In the place of excavation and stratigraphy, archaeologists have come to deploy another common archaeological term for their interrogation of the modern world: assemblage (Harrison 2011). For archaeology, an assemblage represents a body of objects associated with a single archaeological context. In excavation, assemblages are typically defined by chronology or a depositional event. In other words, objects dating to a particular period constitute an assemblage from a site, or objects found in the same deposit represent a bounded assemblage. In other forms of archaeology, such as surface survey, assemblages can represent all the objects found on the surface over a set area and the relationship between these objects constitutes a history of a region. In the modern world, a focus on the assemblage allows archaeologists to emphasize the relationships between these objects and individuals that interact to produce meaning. Exploring these relationships includes an expanded awareness of the role of the archaeologist in the produces of analysis and description.

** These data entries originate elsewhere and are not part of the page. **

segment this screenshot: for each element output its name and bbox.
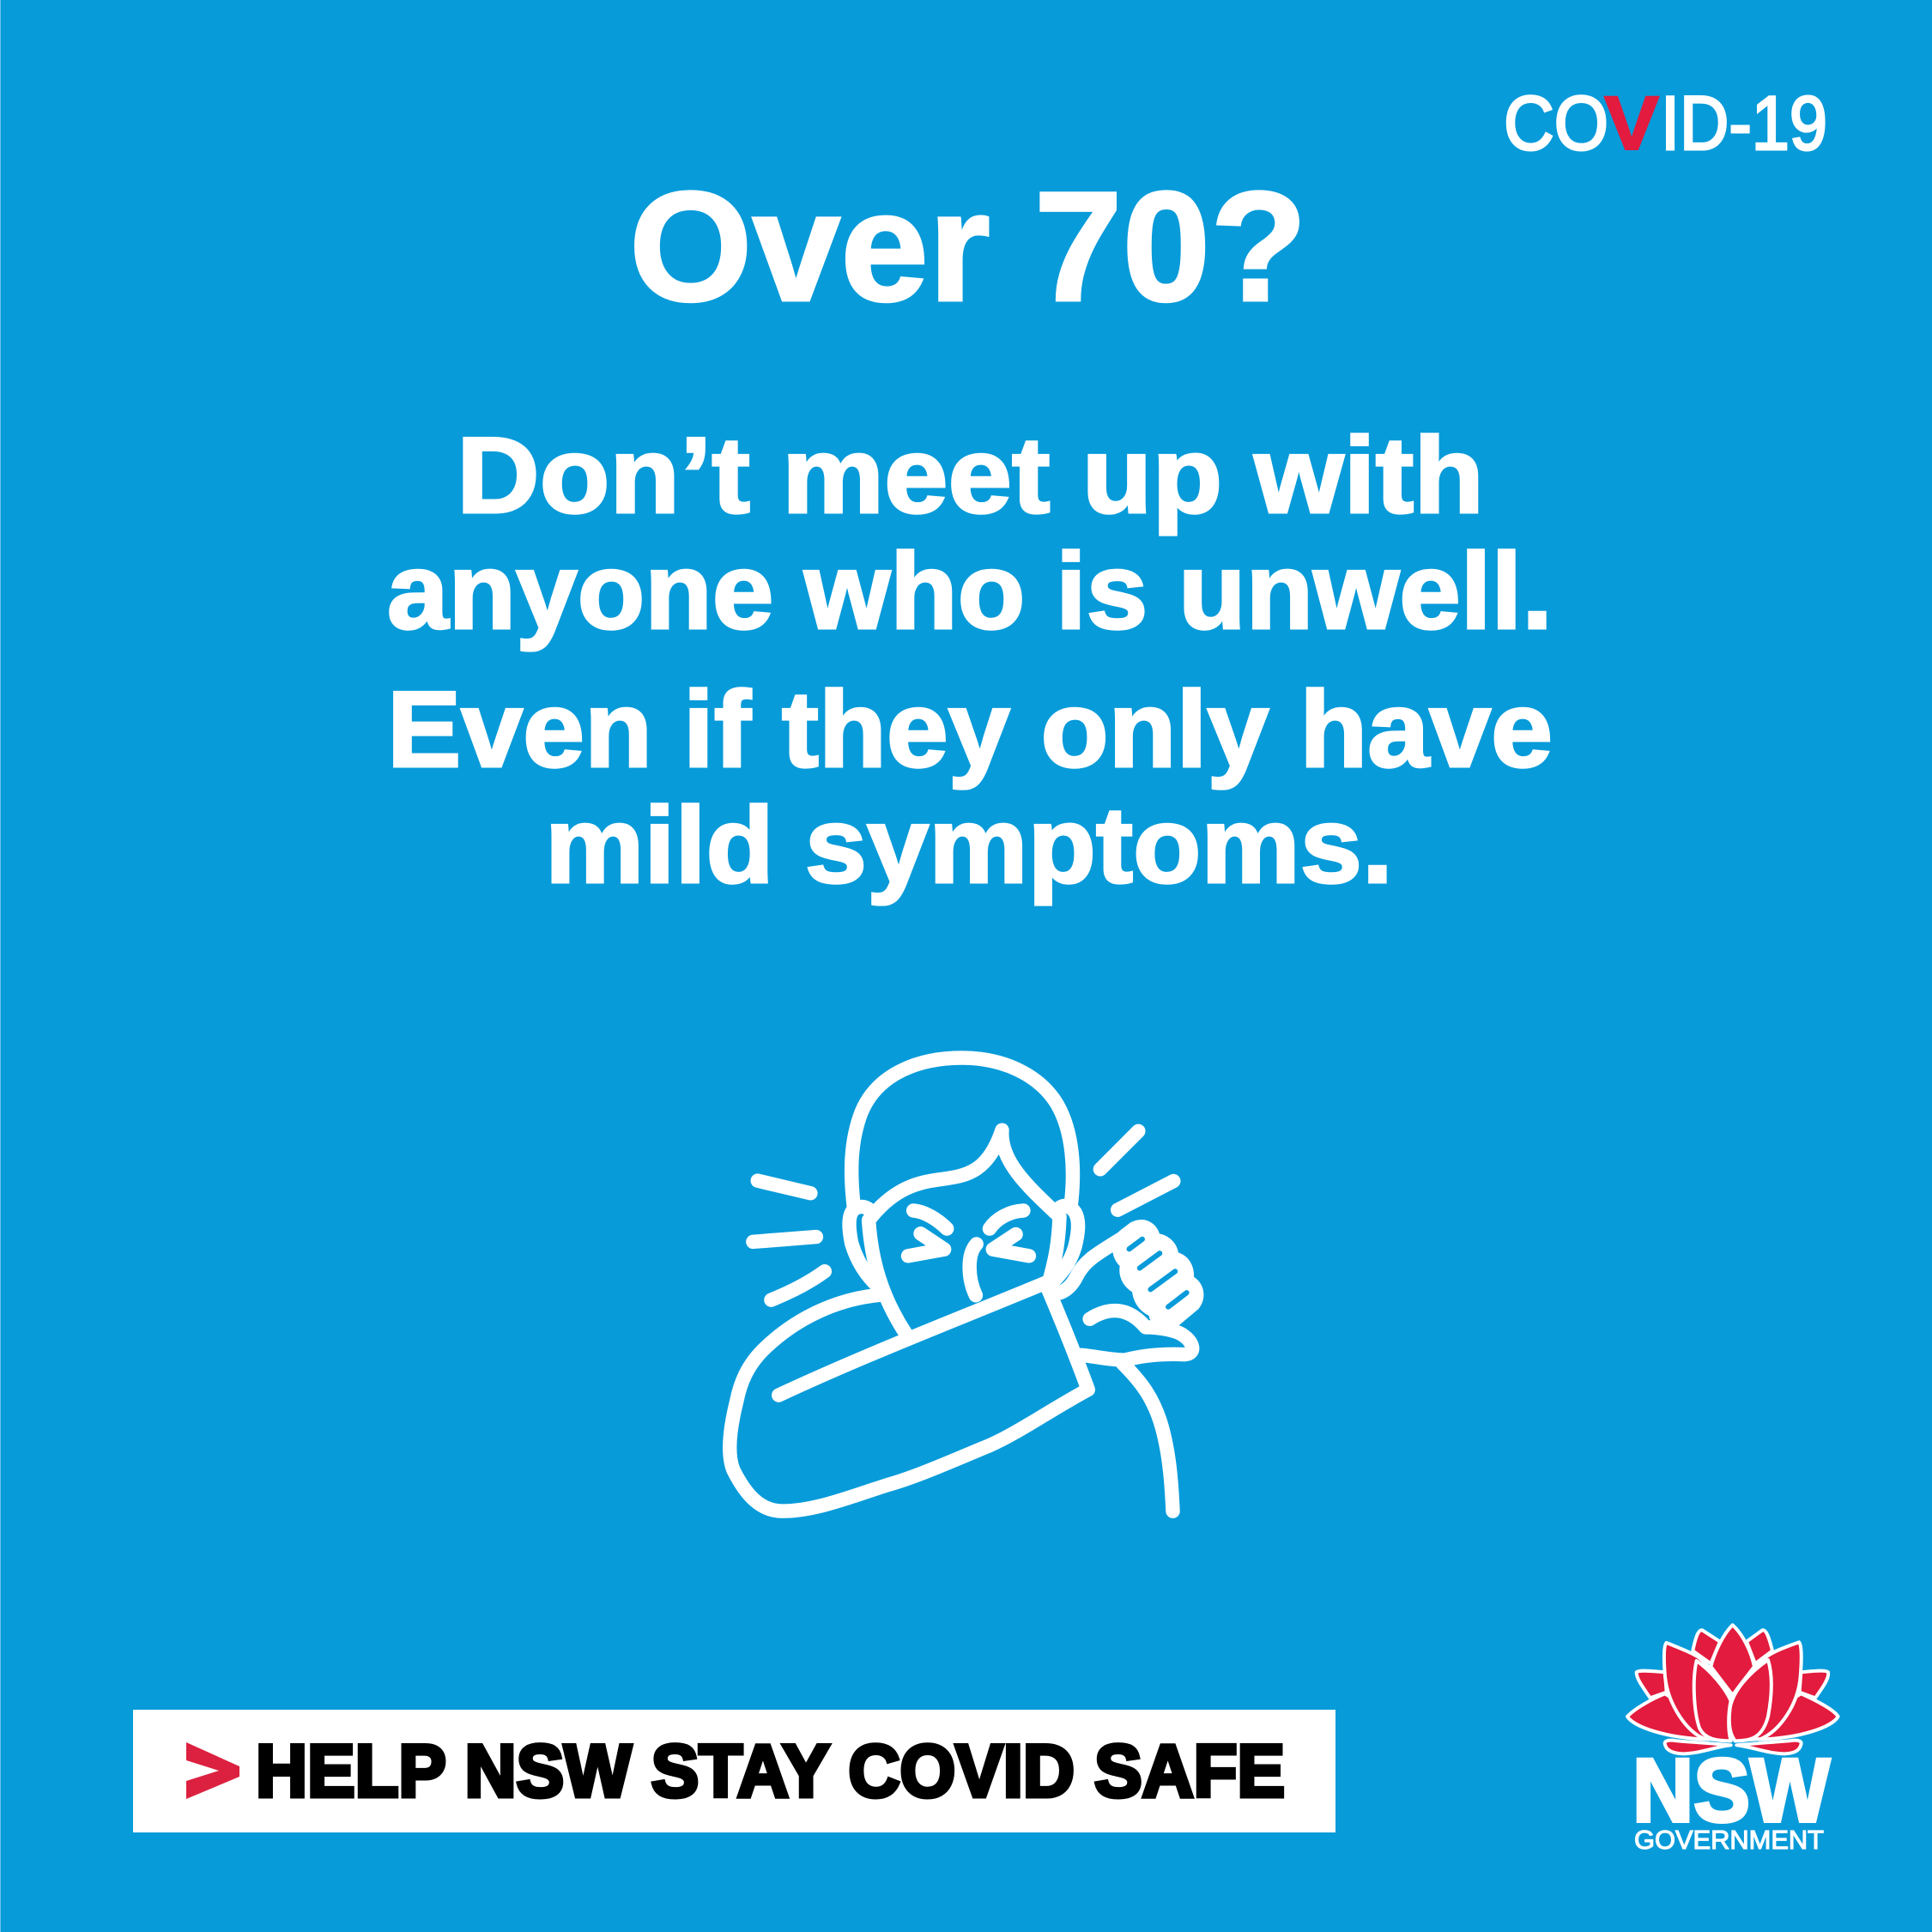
logo: waratah flower (1627, 1625, 1838, 1753)
banner chevron (186, 1742, 239, 1799)
icon: raised arm and sleeve (730, 1283, 1088, 1511)
message: do not meet unwell people (387, 415, 1553, 651)
icon: wrist and forearm (1060, 1237, 1124, 1293)
logo: COVID-19 wordmark: CO (1504, 80, 1608, 166)
icon: head and hair outline (851, 1058, 1073, 1208)
message: even with mild symptoms: mild symptoms. (545, 784, 1393, 905)
logo: COVID-19 wordmark: V (1604, 80, 1659, 166)
icon: thumb and shoulder (1081, 1311, 1192, 1511)
icon: ears (850, 1206, 1078, 1287)
logo: NSW Government (1627, 1625, 1838, 1855)
icon: cough lines (753, 1131, 1173, 1300)
logo: NSW letters: NSW (1632, 1741, 1830, 1841)
icon: squinting eyes and nose (908, 1210, 1029, 1295)
banner text: HELP NSW STAY COVID SAFE (256, 1730, 1285, 1813)
icon: person coughing into elbow (730, 1058, 1196, 1511)
icon: face sides (869, 1217, 1059, 1334)
logo: COVID-19 wordmark (1504, 80, 1827, 166)
message: do not meet unwell people: Don’t meet up with (457, 415, 1484, 536)
icon: hair fringe (869, 1130, 1059, 1220)
icon: finger gaps (1130, 1239, 1187, 1307)
logo: GOVERNMENT: GOVERNMENT (1634, 1825, 1824, 1855)
icon: fist (1119, 1226, 1196, 1323)
message: do not meet unwell people: anyone who is unwell. (387, 530, 1553, 651)
banner: help NSW stay COVID safe (133, 1710, 1335, 1832)
message: even with mild symptoms (387, 669, 1553, 905)
message: even with mild symptoms: Even if they only have (387, 669, 1553, 790)
title: Over 70? (629, 159, 1307, 334)
logo: COVID-19 wordmark: ID-19 (1661, 80, 1827, 166)
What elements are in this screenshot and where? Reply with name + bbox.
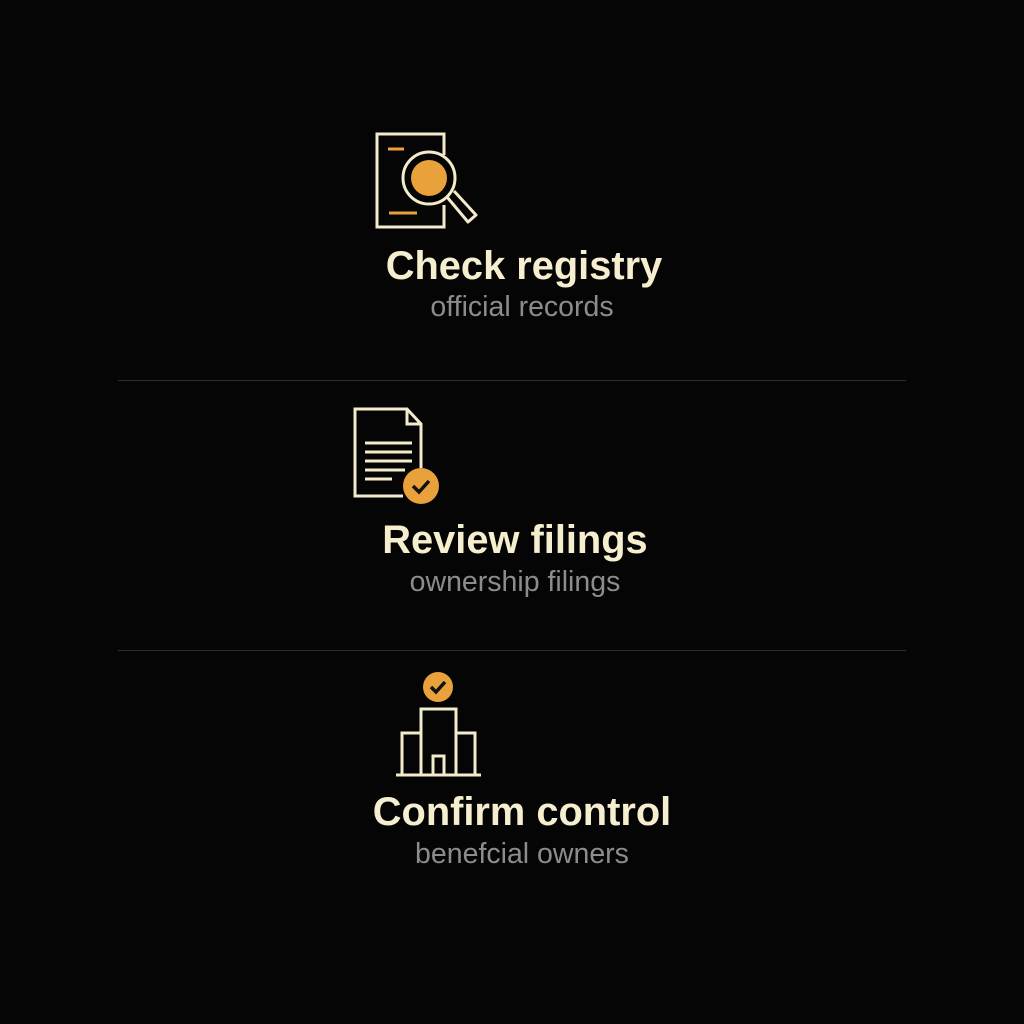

Archaeology of the contemporary world and historical archaeologist focusing on recent times has also worked to emphasize methodological and procedural issues associated with the documentation of recent objects. For example, the excavation of damaged vinyl long-playing records from the commune famously associated with the Grateful Dead at Olompali encountered toxicity associated with the fire that destroyed the site (Parkman 2014). This not only limited access to the actual deposits associated with the finds, but efforts to decontaminate the records damaged the objects. David Yoder commented on the hyper abundance of modern objects that can be formally considered archaeological under federal archaeological policies has become a challenging obstacle for archaeologists who often developed their collection and documentation methods in the context of less materially abundant periods and groups (Yoder 2014). The abundance of modern material has had an obvious impact on archaeologists involved in managing and maintaining cultural heritage from the modern world (see Olsen and Pétursdóttir 2013) as they work with communities struggling to adjust their aesthetic values and historical narrative to accommodate objects associated with the recent past. Sites like the Berkeley Pitt in Butte, Montana, which is a dramatic, toxic, and colorful superfund site created from an abandoned open pit mine, push communities to reflect on how their historic and archaeological landscapes fit into their future (LeCain 2009). Despite these challenges, archaeologists have come to appreciate the ability of from the recent past to present insights into production, consumption, and discard practices, the changing pace of life in the 20th and 21st century, and the development of technology. Paul Graves-Brown documented a desk drawer full of audio connectors that highlight how much simple tools have changed in the last three decades (Graves-Brown 2014); Colleen Morgan and Sara Perry excavated an abandoned hard drive (Morgan and Perry 2015).